Los modernos “esculturicidas” buscan por ese procedimiento destructor lavar los agravios —según sus planteamientos— recibidos por sus antepasados o manifestar su oposición frontal a determinadas prácticas que eran las que imperaban en otro tiempo y eran tenidas por normales situaciones que hoy pueden parecernos detestables. Por ese camino se podrían llegar a ver en el futuro actos que hoy nos parecerían inverisímiles. Por ejemplo, si hay quienes sostienen y cuentan con su correspondiente parroquia de seguidores, que los gallos y las gallinas han de estar separadas porque los primeros violan a las segundas, es cuestión de tiempo que veamos cómo se destruyen estatuas de don Francisco de Goya y Lucientes porque era gran aficionado a la tauromaquia y dejó muestra de ello en una de sus series de grabados.

En los últimos meses hemos visto rodar por el suelo, en lugares muy diferentes, esculturas dedicadas a Cristóbal Colón, tachado de esclavista y genocida; también se ha arremetido contra fray Junípero Serra, fundador de las misiones en el oeste de Estados Unidos, tachado de clérigo intolerante cuando tenemos pruebas de su defensa de los indígenas de aquel territorio. Ahora le ha tocado el turno a la estatua ecuestre de Sebastián de Belalcázar, uno de los conquistadores españoles del siglo XVI, erigida en la ciudad de Popayán. Ha sido derribada por un grupo de indígenas, como un acto más de la protesta que protagonizaban en dicha ciudad.  La estatua es obra de Victorio Macho, uno de los grandes escultores españoles del pasado siglo y fue erigida en 1937 al cumplirse el IV centenario de la ciudad que fue fundada por Belálcazar, junto a otras localidades importantes como Cali en la propia Colombia o Quito que se alzó sobre las ruinas de la vieja Quito de los incas quienes la habían incendiado. Hoy es la capital de Ecuador.

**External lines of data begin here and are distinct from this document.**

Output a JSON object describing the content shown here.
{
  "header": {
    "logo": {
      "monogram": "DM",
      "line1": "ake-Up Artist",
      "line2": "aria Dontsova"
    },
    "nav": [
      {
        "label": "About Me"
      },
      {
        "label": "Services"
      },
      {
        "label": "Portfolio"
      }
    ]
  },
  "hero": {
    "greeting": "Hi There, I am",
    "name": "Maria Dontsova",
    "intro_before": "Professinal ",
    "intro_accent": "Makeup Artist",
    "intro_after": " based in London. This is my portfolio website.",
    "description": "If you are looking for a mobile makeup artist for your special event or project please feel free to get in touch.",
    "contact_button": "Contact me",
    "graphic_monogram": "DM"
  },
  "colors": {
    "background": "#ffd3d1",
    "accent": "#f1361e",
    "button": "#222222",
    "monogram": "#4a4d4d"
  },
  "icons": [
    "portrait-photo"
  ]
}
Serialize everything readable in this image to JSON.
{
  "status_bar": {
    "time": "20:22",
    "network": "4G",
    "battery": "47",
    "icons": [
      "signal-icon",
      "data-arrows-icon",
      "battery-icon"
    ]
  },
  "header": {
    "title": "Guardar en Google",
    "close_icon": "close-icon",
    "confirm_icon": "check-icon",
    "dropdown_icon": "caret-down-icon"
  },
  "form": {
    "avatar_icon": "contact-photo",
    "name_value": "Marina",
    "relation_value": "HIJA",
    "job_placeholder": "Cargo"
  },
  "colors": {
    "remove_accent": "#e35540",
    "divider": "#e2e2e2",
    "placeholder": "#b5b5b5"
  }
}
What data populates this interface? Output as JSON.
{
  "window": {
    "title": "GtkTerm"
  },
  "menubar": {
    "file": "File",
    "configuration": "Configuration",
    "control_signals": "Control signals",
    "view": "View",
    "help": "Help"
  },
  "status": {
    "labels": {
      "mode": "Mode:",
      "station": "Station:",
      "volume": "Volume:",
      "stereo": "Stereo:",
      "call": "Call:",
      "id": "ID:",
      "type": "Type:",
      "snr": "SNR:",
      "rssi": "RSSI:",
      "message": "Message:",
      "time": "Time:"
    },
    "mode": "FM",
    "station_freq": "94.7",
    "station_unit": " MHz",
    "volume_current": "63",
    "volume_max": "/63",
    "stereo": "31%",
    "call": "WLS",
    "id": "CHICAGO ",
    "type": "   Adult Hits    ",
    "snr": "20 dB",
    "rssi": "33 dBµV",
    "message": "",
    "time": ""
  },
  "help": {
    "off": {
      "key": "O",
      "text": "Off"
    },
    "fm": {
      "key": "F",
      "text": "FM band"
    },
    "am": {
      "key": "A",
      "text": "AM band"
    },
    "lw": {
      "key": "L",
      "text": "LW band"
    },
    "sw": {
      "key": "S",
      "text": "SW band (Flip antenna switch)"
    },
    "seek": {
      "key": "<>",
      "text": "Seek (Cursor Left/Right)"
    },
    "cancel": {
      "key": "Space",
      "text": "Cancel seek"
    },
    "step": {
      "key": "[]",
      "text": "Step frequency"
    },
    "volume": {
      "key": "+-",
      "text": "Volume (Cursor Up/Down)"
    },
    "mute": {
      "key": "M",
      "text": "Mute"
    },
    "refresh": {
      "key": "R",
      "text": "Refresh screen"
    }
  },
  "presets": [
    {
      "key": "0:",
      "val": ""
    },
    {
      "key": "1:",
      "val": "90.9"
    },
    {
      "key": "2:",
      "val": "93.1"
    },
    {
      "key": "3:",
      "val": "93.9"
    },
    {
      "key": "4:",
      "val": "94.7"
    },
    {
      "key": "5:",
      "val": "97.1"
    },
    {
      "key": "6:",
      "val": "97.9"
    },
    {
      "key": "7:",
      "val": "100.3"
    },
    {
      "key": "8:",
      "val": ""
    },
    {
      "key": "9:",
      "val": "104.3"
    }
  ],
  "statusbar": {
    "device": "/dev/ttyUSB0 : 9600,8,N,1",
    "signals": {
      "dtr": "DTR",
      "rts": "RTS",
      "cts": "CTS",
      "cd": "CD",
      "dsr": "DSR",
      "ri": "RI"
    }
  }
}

Sebastián de Belalcázar era originario de la localidad cordobesa de la que tomó el apellido, algo habitual en la época. Sus apellidos originarios eran Moyano y Cabrera. Participó en numerosas expediciones, antes de ser adelantado de Popayán, como la que llevó a cabo otro cordobés, el egabrense Hernández de Córdoba, en el territorio de la actual Nicaragua. Fue un hombre de su tiempo. Hizo cosas que hoy nos parecerían detestables, pero juzgarlo con criterios del presente para justificar la barbarie que supone destrozar estatuas no es hacer justicia, como dicen buscar los “esculturicidas”

(Publicadas en ABC Córdoba el 19 de septiembre de 2020 en esta dirección)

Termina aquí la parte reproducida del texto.